I am leaning toward @braden propose (2): quote.

That combined with the using of AWS spot instnaces instance. The idea is just to use an instance with high computation/RAM to speed up the build process. And because that container doesn’t have to run every time, one could take advantage of the spot instance, which I guess is a perfect match for this scenario.

So in summary the flow would be something like this:

  1. Build triggered event (can be either by GitHub action or manually using K8S dashboard…etc)
  2. The build send the request to a Lambda function along with which frontend app need to be rebuilt
  3. The lambda function starts the “The builder spot instance” and pass the trigger event variable to it.
  4. The builder container/spot instance builds it and create an S3 object, and then pass the S3 object id to lambda back.
  5. The lambda function updates the frontend, for example, if it’s deployed on CDN, it can use Route53 to relink the frontend service to the new S3 object created in step 4.
  6. I guess if all is good, the builder should shut down, and the previously generated copy can be still saved for revert purposes, (however, we can delete the S3 object created at [t-2]).

Please think about people that don’t use AWS at all, by not introducing AWS-only processes.

1 Like

Fair enough, however all those services I mentioned are pretty general and have their alternatives in Azure or Google cloud,here they are explicitly

  • AWS spot instance: alternatives:: Preemptible VM (Google cloud) or Azure Spot
  • Route 53 alternatives: Google Cloud DNS or Azure DNS
  • Lambda function alternatives: Cloud functions (Google cloud) or Azure Functions Serverless Compute.
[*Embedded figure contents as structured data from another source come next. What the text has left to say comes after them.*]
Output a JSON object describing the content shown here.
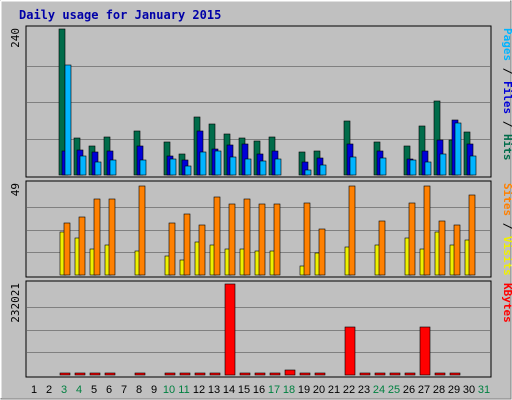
{
  "chart_data": {
    "title": "Daily usage for January 2015",
    "type": "bar",
    "days": [
      "1",
      "2",
      "3",
      "4",
      "5",
      "6",
      "7",
      "8",
      "9",
      "10",
      "11",
      "12",
      "13",
      "14",
      "15",
      "16",
      "17",
      "18",
      "19",
      "20",
      "21",
      "22",
      "23",
      "24",
      "25",
      "26",
      "27",
      "28",
      "29",
      "30",
      "31"
    ],
    "weekend_days": [
      "3",
      "4",
      "10",
      "11",
      "17",
      "18",
      "24",
      "25",
      "31"
    ],
    "colors": {
      "hits": "#006c4a",
      "files": "#0000d8",
      "pages": "#00b4ff",
      "visits": "#f0f000",
      "sites": "#ff8000",
      "kbytes": "#ff0000",
      "weekend_day": "#008040",
      "weekday": "#000000",
      "panel_bg": "#c0c0c0",
      "title": "#0000a8",
      "slash": "#000000"
    },
    "panels": [
      {
        "name": "hits-files-pages",
        "max_label": "240",
        "ylim": [
          0,
          240
        ],
        "right_labels": [
          {
            "text": "Pages",
            "color": "#00b4ff"
          },
          {
            "text": " / ",
            "color": "#000000"
          },
          {
            "text": "Files",
            "color": "#0000d8"
          },
          {
            "text": " / ",
            "color": "#000000"
          },
          {
            "text": "Hits",
            "color": "#006c4a"
          }
        ],
        "series": [
          {
            "key": "hits",
            "values": [
              0,
              0,
              240,
              60,
              48,
              62,
              0,
              72,
              0,
              54,
              34,
              95,
              84,
              68,
              60,
              56,
              62,
              0,
              38,
              40,
              0,
              88,
              0,
              55,
              0,
              48,
              80,
              122,
              58,
              70,
              0
            ]
          },
          {
            "key": "files",
            "values": [
              0,
              0,
              40,
              41,
              37,
              39,
              0,
              47,
              0,
              32,
              24,
              72,
              42,
              49,
              51,
              34,
              40,
              0,
              21,
              28,
              0,
              51,
              0,
              40,
              0,
              27,
              40,
              58,
              90,
              51,
              0
            ]
          },
          {
            "key": "pages",
            "values": [
              0,
              0,
              180,
              31,
              22,
              25,
              0,
              24,
              0,
              26,
              15,
              37,
              39,
              30,
              27,
              23,
              26,
              0,
              9,
              17,
              0,
              29,
              0,
              28,
              0,
              25,
              21,
              34,
              86,
              31,
              0
            ]
          }
        ]
      },
      {
        "name": "visits-sites",
        "max_label": "49",
        "ylim": [
          0,
          49
        ],
        "right_labels": [
          {
            "text": "Sites",
            "color": "#ff8000"
          },
          {
            "text": " / ",
            "color": "#000000"
          },
          {
            "text": "Visits",
            "color": "#f0f000"
          }
        ],
        "series": [
          {
            "key": "visits",
            "values": [
              0,
              0,
              23,
              20,
              14,
              16,
              0,
              13,
              0,
              10,
              8,
              18,
              16,
              14,
              14,
              13,
              13,
              0,
              5,
              12,
              0,
              15,
              0,
              16,
              0,
              20,
              14,
              23,
              16,
              19,
              0
            ]
          },
          {
            "key": "sites",
            "values": [
              0,
              0,
              28,
              31,
              41,
              41,
              0,
              48,
              0,
              28,
              33,
              27,
              42,
              38,
              41,
              38,
              38,
              0,
              39,
              25,
              0,
              48,
              0,
              29,
              0,
              39,
              48,
              29,
              27,
              43,
              0
            ]
          }
        ]
      },
      {
        "name": "kbytes",
        "max_label": "232021",
        "ylim": [
          0,
          232021
        ],
        "right_labels": [
          {
            "text": "KBytes",
            "color": "#ff0000"
          }
        ],
        "series": [
          {
            "key": "kbytes",
            "values": [
              0,
              0,
              2700,
              4000,
              5000,
              5000,
              0,
              5800,
              0,
              3600,
              3800,
              4700,
              4500,
              232021,
              3400,
              2900,
              3200,
              13000,
              4900,
              2900,
              0,
              123000,
              5000,
              4000,
              3600,
              4800,
              123000,
              2900,
              5500,
              0,
              0
            ]
          }
        ]
      }
    ]
  }
}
I just felt here the de facto cloud provider is AWS, since docs is exclusively reference to AWS, not to mention OEPs are being written because of something has to do with an AWS service.

We don’t want to be reliant on ANY cloud provider, we have our own hardware, will do co-location in a data center. And we want to keep it this way.

My apologies that it doesn’t apply to your case.

I absolutely think all MFE should somehow be bundled in one container, with a common node_modules folder. I now see with despair every Tutor update invoking “npm install” umpteen times. Maybe a completely separate build environment outside docker would be a solution?

Hmmmm this should not be the case. MFE need to be rebuilt (with npm run build) every time their configuration changes, by definition, but rebuilding should not trigger calls to npm install. Can you give more details on what exactly is going on? Maybe in a separate topic on the Tutor forums: https://discuss.overhang.io/

I’m outside now with my tablet, but I see every time there’s a new Tutor release, after downloading and performing “tutor local quickstart”, many times the node modules being downloaded and finally copied.